From Wikimedia Commons, the free media repository
Jump to navigation Jump to search

Rationale[edit]

Today, multimedia file information on Wikimedia sites is stored using an aging software system that is hard to use and support. The current Commons database relies on wikitext, which is not adapted to storing structured data; this makes the current system very hard to search, confusing to users, and impractical for new feature development. Instead of using machine-readable data as most modern sites do nowadays, Wikimedia Commons relies on a cumbersome patchwork of plain text data embedded in a range of overlapping templates, with a set of English-only categories that are often incompatible with other sites or tools.

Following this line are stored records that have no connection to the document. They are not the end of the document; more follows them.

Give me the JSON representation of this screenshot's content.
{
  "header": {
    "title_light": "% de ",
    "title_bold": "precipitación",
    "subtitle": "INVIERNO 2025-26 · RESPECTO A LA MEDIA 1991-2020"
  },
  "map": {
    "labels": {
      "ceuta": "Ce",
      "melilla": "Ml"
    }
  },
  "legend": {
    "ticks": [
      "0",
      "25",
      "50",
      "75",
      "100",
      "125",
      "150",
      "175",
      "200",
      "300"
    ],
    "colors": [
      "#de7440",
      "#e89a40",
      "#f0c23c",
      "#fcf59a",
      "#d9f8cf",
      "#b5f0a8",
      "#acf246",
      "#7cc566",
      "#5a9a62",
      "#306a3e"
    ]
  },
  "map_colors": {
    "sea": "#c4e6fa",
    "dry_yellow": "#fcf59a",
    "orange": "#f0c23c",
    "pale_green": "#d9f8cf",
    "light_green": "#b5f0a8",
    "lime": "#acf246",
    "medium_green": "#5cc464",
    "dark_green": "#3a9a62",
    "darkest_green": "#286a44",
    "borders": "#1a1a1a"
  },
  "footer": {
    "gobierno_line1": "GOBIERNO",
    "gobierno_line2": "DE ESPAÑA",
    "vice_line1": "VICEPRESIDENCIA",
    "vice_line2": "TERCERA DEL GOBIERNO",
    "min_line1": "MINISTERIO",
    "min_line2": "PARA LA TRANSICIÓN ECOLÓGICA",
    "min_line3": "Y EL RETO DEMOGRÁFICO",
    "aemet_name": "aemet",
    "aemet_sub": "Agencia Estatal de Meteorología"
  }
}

Wikibase now offers a practical way to maintain structured data in MediaWiki, and is widely considered to be a useful tool to support the growth of the free knowledge movement. As a result, many community members have proposed that we should use this mechanism to store and retrieve media metadata on Wikimedia Commons. This would provide a wide range of benefits to all users of Wikimedia Commons, as well as to the many sites which rely on its multimedia content. Associating files with Wikidata items on other sites, or even geo-location, would support more effective ways to search and browse files on Commons. This would also make it a lot easier to show the appropriate attribution and license information when re-using a file. More benefits are listed below.

The Wikimedia Foundation's multimedia team hosted a number of roundtable discussions with community members last year to ask what it should focus on in coming years. In every roundtable, the top request from participants was to implement structured data on Commons, even when this topic was not on the agenda to begin with. Community members pointed out that search does not work well on Commons, making it hard to find what you are looking for. Others also pointed out that categories are now mostly in English, making it difficult for non-English speakers to contribute on Commons. Many have also suggested that categories be complemented with more granular topics that could be linked to Wikidata's knowledge base in your language, as well as intersected to provide better search results.

Plan[edit]

The proposed plan for the next few months is to:

  • Plan & discuss this proposal (with the engineering team and the rest of the community)
  • Design the data structure and user interface
  • Develop the code and tools needed for this project
  • Migrate unstructured data to the new format
  • Test, measure and adjust as needed